Our first ggplot PCA score plot

Again we can use the ggrepel package and the function ggrepel::geom_text_repel() to label up the plot with non overlapping candy names like. We will also add a title and subtitle like so:

library(ggrepel)

p + geom_text_repel(size=3.3, col=my_cols, max.overlaps = 7)  + 
  theme(legend.position = "none") +
  labs(title="Halloween Candy PCA Space",
       subtitle="Colored by type: chocolate bar (dark brown), chocolate other (light brown), fruity (red), other (black)",
       caption="Data from 538")

A refined and polished PCA score plot

If you want to see more candy labels you can change the max.overlaps value to allow more overlapping labels or pass the ggplot object p to plotly like so to generate an interactive plot that you can mouse over to see labels:

library(plotly)
ggplotly(p)

Let’s finish by taking a quick look at PCA our loadings. Do these make sense to you? Notice the opposite effects of chocolate and fruity and the similar effects of chocolate and bar (i.e. we already know they are correlated).

ggplot(pca$rotation) +
  aes(___, ___) +
  geom____()

A PCA loadings plot

  • Q24. Complete the code to generate the loadings plot above. What original variables are picked up strongly by PC1 in the positive direction? Do these make sense to you? Where did you see this relationship highlighted previously?

8 Summary

Starting with basic data import and exploration, you characterized the structure of the candy dataset and identified key variables. You then built increasingly sophisticated visualizations—from simple histograms to ranked bar plots to labeled scatter plots—to reveal patterns in candy popularity and pricing.

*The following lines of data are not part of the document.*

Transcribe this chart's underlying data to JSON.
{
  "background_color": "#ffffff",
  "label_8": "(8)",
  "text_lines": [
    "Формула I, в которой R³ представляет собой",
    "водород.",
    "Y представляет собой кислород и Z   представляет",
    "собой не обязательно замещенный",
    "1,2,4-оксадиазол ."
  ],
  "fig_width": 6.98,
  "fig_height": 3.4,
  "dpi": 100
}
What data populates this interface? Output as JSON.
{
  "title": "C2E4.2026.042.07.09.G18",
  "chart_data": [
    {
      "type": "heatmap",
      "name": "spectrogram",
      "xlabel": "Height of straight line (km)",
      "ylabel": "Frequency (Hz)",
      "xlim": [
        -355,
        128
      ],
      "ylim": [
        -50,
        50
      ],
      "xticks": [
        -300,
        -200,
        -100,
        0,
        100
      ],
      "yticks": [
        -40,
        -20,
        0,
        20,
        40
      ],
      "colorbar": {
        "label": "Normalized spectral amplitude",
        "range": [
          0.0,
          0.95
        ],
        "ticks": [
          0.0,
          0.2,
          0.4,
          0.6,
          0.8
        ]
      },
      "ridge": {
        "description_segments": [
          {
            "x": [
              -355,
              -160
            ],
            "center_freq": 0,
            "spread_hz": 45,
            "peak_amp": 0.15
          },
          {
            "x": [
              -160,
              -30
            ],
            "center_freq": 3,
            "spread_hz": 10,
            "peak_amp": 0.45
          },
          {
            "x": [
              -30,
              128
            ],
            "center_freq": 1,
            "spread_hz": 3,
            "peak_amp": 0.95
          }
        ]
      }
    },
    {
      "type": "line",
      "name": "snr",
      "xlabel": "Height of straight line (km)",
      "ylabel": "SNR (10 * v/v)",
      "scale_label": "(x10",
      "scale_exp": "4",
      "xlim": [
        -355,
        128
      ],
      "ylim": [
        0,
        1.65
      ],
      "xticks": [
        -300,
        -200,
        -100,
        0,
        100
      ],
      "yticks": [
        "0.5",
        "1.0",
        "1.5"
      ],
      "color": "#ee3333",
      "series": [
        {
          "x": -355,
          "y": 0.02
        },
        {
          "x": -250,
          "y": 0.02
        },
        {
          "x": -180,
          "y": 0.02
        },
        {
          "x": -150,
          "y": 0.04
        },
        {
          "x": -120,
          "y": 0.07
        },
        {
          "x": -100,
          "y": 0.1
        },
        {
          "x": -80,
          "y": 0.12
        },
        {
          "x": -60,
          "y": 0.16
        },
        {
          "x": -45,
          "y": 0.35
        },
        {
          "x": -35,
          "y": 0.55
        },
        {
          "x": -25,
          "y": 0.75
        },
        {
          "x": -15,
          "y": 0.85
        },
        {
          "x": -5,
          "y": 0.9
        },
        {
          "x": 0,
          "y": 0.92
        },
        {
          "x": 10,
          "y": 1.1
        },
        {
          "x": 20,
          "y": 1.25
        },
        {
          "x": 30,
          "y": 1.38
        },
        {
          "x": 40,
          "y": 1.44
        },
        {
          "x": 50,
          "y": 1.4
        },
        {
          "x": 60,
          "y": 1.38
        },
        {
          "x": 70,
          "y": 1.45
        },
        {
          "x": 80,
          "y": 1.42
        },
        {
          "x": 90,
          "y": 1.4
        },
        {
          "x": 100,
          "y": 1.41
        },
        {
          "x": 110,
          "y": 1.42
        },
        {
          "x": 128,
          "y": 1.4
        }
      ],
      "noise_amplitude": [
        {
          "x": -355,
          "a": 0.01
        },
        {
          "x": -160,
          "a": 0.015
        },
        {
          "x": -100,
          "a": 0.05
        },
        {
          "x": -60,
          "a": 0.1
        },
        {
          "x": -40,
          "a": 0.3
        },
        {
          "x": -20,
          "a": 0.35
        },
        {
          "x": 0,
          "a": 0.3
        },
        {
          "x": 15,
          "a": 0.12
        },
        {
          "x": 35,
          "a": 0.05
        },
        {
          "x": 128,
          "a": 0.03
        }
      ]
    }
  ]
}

The correlation analysis showed you how candy attributes relate to each other (chocolate and fruity are essentially mutually exclusive, for instance), and this set the stage for PCA. By reducing the original variables down to a few PCs, you created a “map of candy space” where similar candies cluster together. The PCA loadings revealed that the primary axis of variation separates chocolate-based candies from fruity ones - the same pattern we observed in the correlation matrix, now visualized in a single, interpretable plot.

  • Q25. Based on your exploratory analysis, correlation findings, and PCA results, what combination of characteristics appears to make a “winning” candy? How do these different analyses (visualization, correlation, PCA) support or complement each other in reaching this conclusion?

Optional extension questions

losers = candy[which(candy$winpercent < 50),]
winners = candy[which(candy$winpercent >= 50),]
  • Q26. Are popular candies more expensive? In other words: is price significantly different between “winners” and “losers”? List both average values and a P-value along with your answer.

  • Q27. Are candies with more sugar more likely to be popular? What is your interpretation of the means and P-value in this case?